Maybe I will, maybe I won’t

You know how there are days when you wake up and feel “yeah! this is it i am going to change the world” and then there are days when you wake up plain meh!

So past few days I have been questioning my whole “I am going to fix everything, even stuff that ain’t broken” bit. This was triggered by a conversation with a child that left me more than speechless.

To establish a bit of context, I have been talking to the kids incessantly about how one should not eat gutkha, chew tobacco or smoke cigarettes. We saw pictures of people who are suffering from oral cancer and we even discussed the cost of palliative care for cancer patients and if inflicting such a disease upon oneself was worth it. Since we have been doing this for a while now, the kids have started going back home, telling their parents to stop chewing tobacco or eating supari. One smart ass kid took the oral cancer pictures from me to show his father and needless to say got smacked for not “studying” in school and “seeing gande pictures”. Overall, my students have been showing a fair amount of indignation over the consumption of tobacco issue and are basically balking at how they never knew oral cancer could happen and could kill. This to be very honest calmed me because a) they shared my feelings now b) I figured they would think for a while before doing something so “bad”.

Hence, when I saw Vivek chewing zarda in my class yesterday something in me snapped. I grabbed him by his hand, marched him to the dustbin, made him spit out what he was chewing, made him empty his pockets into the dustbin and then rinse his mouth with water. I was furious and I took him outside class and this was the conversation that followed:

Me: How dare you eat zarda? Don’t you understand a word of what I speak? Am I speaking in Chinese everyday? Tell me, WHY DO YOU CHOOSE TO DO THIS?
Vivek: (silence)
Me: You listen to me mister, you are going to answer me right now and do not think I am letting you off the hook that easy.
Vivek: (silence)
Me: Vivek, I am giving you exactly 30 seconds to tell me what you were thinking or else you are in B I G trouble
Vivek: (silence)
Me: What do you want? Do you want to die? Is that what you want? Have I not told you where this leads. Have we not discussed what eating zarda can do?
Vivek: Yes (whispering)
Me: Yes to what?!
Vivek: I choose to eat zarda. If I die 10 years later, it is ok. I will eat. (smiling)
Me: What do you think of yourself? If you are so fond of dying, come with me. Let us go stand in front of a bus. Its simpler. Why wait for 10 years.
Vivek: I choose to die after 10 years not now. I will decide. Why do you even care? (now simply smirking)

I retreated. I simply ended the conversation by telling Vivek, he can make the choices he wants but he simply cannot eat zarda or any other tobacco/supari thing in my class.

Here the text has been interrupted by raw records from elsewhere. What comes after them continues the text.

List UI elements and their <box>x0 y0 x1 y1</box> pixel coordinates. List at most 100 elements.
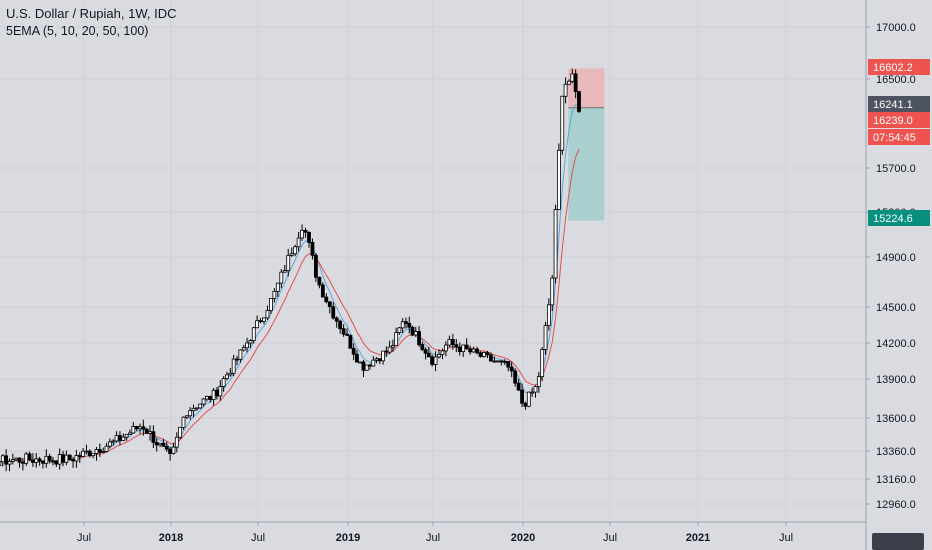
price-tag-box <box>868 96 930 112</box>
candle-body <box>107 441 112 447</box>
candle-body <box>417 331 421 345</box>
candles <box>0 68 581 472</box>
time-tick-label: 2019 <box>336 532 360 544</box>
candle-body <box>81 450 86 457</box>
candle-body <box>121 436 126 441</box>
candle-body <box>440 350 445 355</box>
candle-body <box>205 396 209 400</box>
price-tag-box <box>868 112 930 128</box>
candle-body <box>345 333 349 336</box>
candle-body <box>225 374 229 379</box>
price-tags: 16602.2 16241.1 16239.0 07:54:45 15224.6 <box>868 59 930 226</box>
time-axis[interactable]: Jul 2018 Jul 2019 Jul 2020 Jul 2021 Jul <box>77 522 793 544</box>
candle-body <box>231 358 236 374</box>
trade-zones <box>568 68 605 221</box>
candle-body <box>279 271 284 284</box>
candle-body <box>148 431 152 434</box>
candle-body <box>296 237 301 248</box>
candle-body <box>111 440 116 443</box>
candle-body <box>526 391 531 407</box>
candle-body <box>94 449 99 454</box>
candle-body <box>374 358 379 361</box>
candle-body <box>543 325 548 350</box>
candle-body <box>314 254 318 278</box>
candle-body <box>536 376 541 387</box>
candle-body <box>255 320 260 329</box>
candle-body <box>358 361 363 364</box>
candle-body <box>573 73 578 93</box>
candle-body <box>208 396 213 400</box>
time-tick-label: 2020 <box>511 532 535 544</box>
price-tag-box <box>868 59 930 75</box>
candle-body <box>516 382 521 391</box>
candle-body <box>215 389 219 397</box>
candle-body <box>303 229 308 233</box>
candle-body <box>560 95 565 151</box>
candle-body <box>364 364 369 371</box>
candle-body <box>397 327 402 333</box>
candle-body <box>275 282 280 292</box>
candle-body <box>161 442 166 447</box>
candle-body <box>407 322 412 328</box>
candle-body <box>513 370 518 384</box>
candle-body <box>144 428 149 434</box>
time-tick-label: 2018 <box>159 532 183 544</box>
price-tag-label: 16239.0 <box>873 115 913 127</box>
candle-body <box>371 359 376 367</box>
candle-body <box>4 455 9 465</box>
candle-body <box>34 458 39 463</box>
time-tick-label: Jul <box>251 532 265 544</box>
candle-body <box>471 348 476 353</box>
candle-body <box>570 73 575 82</box>
candle-body <box>114 435 119 442</box>
price-tag-label: 15224.6 <box>873 213 913 225</box>
candle-body <box>423 349 428 354</box>
candle-body <box>341 328 346 335</box>
candle-body <box>134 426 139 430</box>
candle-body <box>530 391 535 394</box>
time-tick-label: Jul <box>779 532 793 544</box>
candle-body <box>17 457 22 463</box>
candle-body <box>361 361 366 371</box>
candle-body <box>502 361 507 363</box>
axis-settings-button[interactable] <box>872 533 924 550</box>
indicator-label[interactable]: 5EMA (5, 10, 20, 50, 100) <box>6 24 149 38</box>
candle-body <box>91 452 96 457</box>
candle-body <box>387 346 392 353</box>
candle-body <box>348 334 353 349</box>
candle-body <box>317 276 322 286</box>
candle-body <box>184 415 189 418</box>
candle-body <box>101 451 106 453</box>
candle-body <box>413 331 418 336</box>
candle-body <box>550 277 555 306</box>
candle-body <box>489 354 493 362</box>
price-tag-box <box>868 129 930 145</box>
candle-body <box>499 360 504 363</box>
candle-body <box>77 455 82 457</box>
price-tick-label: 14900.0 <box>876 252 916 264</box>
candle-body <box>141 426 146 430</box>
candle-body <box>400 321 405 329</box>
candle-body <box>118 435 122 441</box>
price-tick-label: 16500.0 <box>876 74 916 86</box>
candle-body <box>307 231 311 243</box>
candle-body <box>158 442 162 446</box>
candle-body <box>171 446 176 454</box>
candle-body <box>320 284 325 298</box>
candle-body <box>251 327 256 341</box>
price-axis[interactable]: 17000.016500.015700.015300.014900.014500… <box>866 22 916 511</box>
candle-body <box>211 389 216 400</box>
candle-body <box>540 349 545 378</box>
candle-body <box>533 386 538 393</box>
candle-body <box>377 358 382 362</box>
candle-body <box>265 310 270 319</box>
candle-body <box>433 356 438 365</box>
candle-body <box>293 246 298 255</box>
candle-body <box>51 460 55 463</box>
symbol-title[interactable]: U.S. Dollar / Rupiah, 1W, IDC <box>6 6 177 21</box>
candle-body <box>188 410 193 417</box>
price-tick-label: 17000.0 <box>876 22 916 34</box>
candle-body <box>509 366 514 372</box>
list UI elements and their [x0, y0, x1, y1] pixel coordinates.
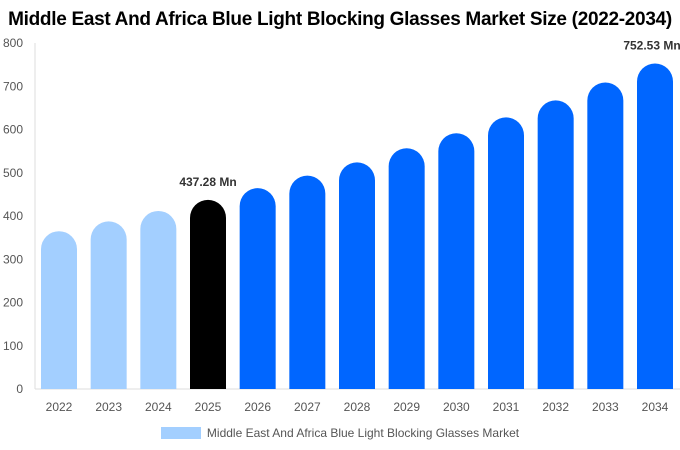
bar-2031	[488, 117, 524, 390]
y-tick-label: 500	[3, 166, 23, 180]
x-tick-label: 2029	[393, 400, 420, 414]
x-tick-label: 2022	[46, 400, 73, 414]
bar-2025	[190, 199, 226, 389]
y-tick-label: 400	[3, 209, 23, 223]
bar-2030	[438, 133, 475, 389]
x-tick-label: 2026	[244, 400, 271, 414]
bar-2027	[289, 175, 326, 389]
y-tick-label: 0	[16, 382, 23, 396]
bar-2034	[637, 63, 673, 390]
chart-title: Middle East And Africa Blue Light Blocki…	[8, 9, 672, 30]
y-tick-label: 700	[3, 79, 23, 93]
bar-2022	[41, 231, 77, 389]
bar-2024	[140, 210, 177, 389]
y-tick-label: 300	[3, 252, 23, 266]
x-tick-label: 2028	[344, 400, 371, 414]
bar-2023	[90, 221, 127, 389]
bar-2028	[339, 162, 375, 389]
bar-chart: 0 100 200 300 400 500 600 700 800 2022 2023 2024 202…	[3, 36, 680, 414]
y-tick-label: 600	[3, 123, 23, 137]
x-tick-label: 2027	[294, 400, 321, 414]
bar-2032	[537, 100, 574, 389]
data-label: 437.28 Mn	[179, 175, 236, 189]
x-tick-label: 2031	[493, 400, 520, 414]
bar-2026	[239, 188, 276, 389]
x-tick-label: 2023	[95, 400, 122, 414]
y-tick-label: 100	[3, 339, 23, 353]
legend-swatch	[160, 427, 201, 439]
legend-label: Middle East And Africa Blue Light Blocki…	[206, 426, 520, 440]
data-label: 752.53 Mn	[623, 39, 680, 53]
bar-2029	[388, 148, 425, 389]
y-tick-label: 200	[3, 296, 23, 310]
bar-2033	[587, 82, 624, 390]
x-tick-label: 2024	[145, 400, 172, 414]
x-tick-label: 2032	[542, 400, 569, 414]
x-tick-label: 2025	[195, 400, 222, 414]
x-tick-label: 2034	[642, 400, 669, 414]
y-tick-label: 800	[3, 36, 23, 50]
legend: Middle East And Africa Blue Light Blocki…	[0, 426, 680, 440]
x-tick-label: 2033	[592, 400, 619, 414]
x-tick-label: 2030	[443, 400, 470, 414]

When I look back at this conversation, I cannot believe that I had retraced my steps on how every person is free to do what he or she wants. I was one of those people who did not preach or send people on guilt trips. When I interact with friends, colleagues or family I have always maintained that people are free to choose their actions and map the course of their life the way they choose to.

Yet, I had become the self-appointed messiah for these kids. I never for once thought “what if they did not really want me to change everything”, “what if some people do not want me to fix their lives because nothing is broken the way they see it?”.
What if this whole ‘I am going to bridge the gap in these two years’ is something I am doing only to give myself an air of importance in my very own head.
Like some one said “we are only important in the decisions we make”. I guess somewhere during doing this Fellowship, I lost the sense of fairness and I became the very people I detest – People who think they are superior and hence can make choices for others and judge the mere mortals for not taking a path that is seemingly obvious.

Change the world to what? To something that I devised in my own little brain to be “better”?

But, I still cannot believe I allowed myself to be lured into the notion that I am going to “help” these people. The more I teach, the less I understand myself. It is like an ink drop in a bowl of milk – doubt swirling and diffusing. I do not see black or white, I simply see a fast growing grey.